I imagine that if you asked a hundred people what makes this country so incredible, you would get a hundred different answers.
I think of other things that I love with all my heart, and I instantly picture my family. And as this thought passes through my head I suddenly realize that words will never be enough to fully convey this feeling. I could write everyday for the rest of my life and I would still never be able to capture what my heart knows to be true.
Describing the meaning of this country, becomes an impossible task. I am frustrated with myself, but give up on finding the perfect words to describe what it means to be an American.
As I become lost in my thoughts, time has disappeared, and I am suddenly brought back to reality as the bus pulls up to the terminal.
This isn’t my stop and my attention turns back to the girls. I watch as they lift their huge backpacks and get off the bus. Through the window I can see them still giggling, and I wish one last time that they saw the awesomeness of this country before returning to their own. I try again to formulate the perfect words in my head, but they don’t come.
I watch as one of the girls says something to her friends and they all start searching for something.
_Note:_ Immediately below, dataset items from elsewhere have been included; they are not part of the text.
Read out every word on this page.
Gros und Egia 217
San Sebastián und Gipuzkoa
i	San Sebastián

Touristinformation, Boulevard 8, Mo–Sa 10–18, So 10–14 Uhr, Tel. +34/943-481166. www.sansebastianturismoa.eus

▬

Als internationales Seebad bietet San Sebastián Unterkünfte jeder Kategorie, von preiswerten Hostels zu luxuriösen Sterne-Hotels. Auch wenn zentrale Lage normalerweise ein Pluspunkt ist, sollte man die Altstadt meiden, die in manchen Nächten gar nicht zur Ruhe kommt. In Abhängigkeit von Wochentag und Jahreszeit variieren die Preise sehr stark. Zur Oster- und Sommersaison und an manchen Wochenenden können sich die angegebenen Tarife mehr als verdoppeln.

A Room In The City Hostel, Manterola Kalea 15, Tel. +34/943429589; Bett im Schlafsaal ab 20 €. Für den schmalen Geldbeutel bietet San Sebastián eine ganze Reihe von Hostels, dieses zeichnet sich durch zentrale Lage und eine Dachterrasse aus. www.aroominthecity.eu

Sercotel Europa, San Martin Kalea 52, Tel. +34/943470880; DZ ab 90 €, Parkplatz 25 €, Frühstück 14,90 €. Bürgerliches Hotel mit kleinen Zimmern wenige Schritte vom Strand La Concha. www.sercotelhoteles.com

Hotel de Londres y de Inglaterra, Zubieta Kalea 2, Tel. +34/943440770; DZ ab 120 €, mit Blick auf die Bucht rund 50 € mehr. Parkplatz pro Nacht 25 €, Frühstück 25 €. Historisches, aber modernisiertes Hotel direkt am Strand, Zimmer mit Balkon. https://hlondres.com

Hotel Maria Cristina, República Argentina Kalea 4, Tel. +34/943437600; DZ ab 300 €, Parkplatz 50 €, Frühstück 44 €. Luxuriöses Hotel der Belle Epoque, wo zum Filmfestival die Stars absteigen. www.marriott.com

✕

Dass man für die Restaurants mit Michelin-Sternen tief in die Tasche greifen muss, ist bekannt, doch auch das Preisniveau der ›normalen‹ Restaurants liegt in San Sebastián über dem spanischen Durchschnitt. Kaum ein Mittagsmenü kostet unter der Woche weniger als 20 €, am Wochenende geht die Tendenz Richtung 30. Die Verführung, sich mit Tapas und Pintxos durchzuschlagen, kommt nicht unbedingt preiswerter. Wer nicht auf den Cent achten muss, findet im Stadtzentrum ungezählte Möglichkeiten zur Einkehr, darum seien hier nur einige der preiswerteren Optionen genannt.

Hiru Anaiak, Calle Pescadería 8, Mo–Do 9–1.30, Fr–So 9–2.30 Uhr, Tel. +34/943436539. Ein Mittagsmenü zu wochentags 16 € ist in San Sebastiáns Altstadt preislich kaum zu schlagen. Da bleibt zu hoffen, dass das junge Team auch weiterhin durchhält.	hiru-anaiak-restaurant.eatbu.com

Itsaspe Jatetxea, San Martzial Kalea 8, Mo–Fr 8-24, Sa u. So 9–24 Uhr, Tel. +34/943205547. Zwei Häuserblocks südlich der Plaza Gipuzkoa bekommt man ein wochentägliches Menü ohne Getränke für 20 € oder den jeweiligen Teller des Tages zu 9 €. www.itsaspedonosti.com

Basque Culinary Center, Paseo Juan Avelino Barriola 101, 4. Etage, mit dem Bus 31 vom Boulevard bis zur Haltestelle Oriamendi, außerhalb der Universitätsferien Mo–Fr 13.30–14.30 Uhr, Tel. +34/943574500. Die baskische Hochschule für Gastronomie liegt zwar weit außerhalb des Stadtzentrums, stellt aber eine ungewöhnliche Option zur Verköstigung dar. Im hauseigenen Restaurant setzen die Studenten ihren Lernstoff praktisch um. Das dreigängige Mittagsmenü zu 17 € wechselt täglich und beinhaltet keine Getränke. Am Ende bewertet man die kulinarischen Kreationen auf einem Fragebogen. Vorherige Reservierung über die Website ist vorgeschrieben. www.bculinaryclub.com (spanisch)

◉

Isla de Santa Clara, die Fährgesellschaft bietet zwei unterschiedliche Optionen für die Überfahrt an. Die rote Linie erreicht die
They look on each other’s backpacks, and then turn their attention toward the ground. They’ve lost something and they seem panicked.
The shuttle driver starts to pull away from the curb and then suddenly slams on the brakes and hops off the bus. Through the window I see that whatever the girls had lost, the driver must have found.
The girls take a second, throw their backpacks on and head into the airport. As they do I see that the thing they had lost is now sticking out of the top of one of their backpacks. It’s a small flag made up of red stripes, white strips, and fifty little stars perfectly distributed over a blue rectangular background.
It is absolutely beautiful.
In that moment I realize that the American Flag has the power to convey all the feelings that I couldn’t in words. In that moment I know that the girls saw the America that I would want them to see.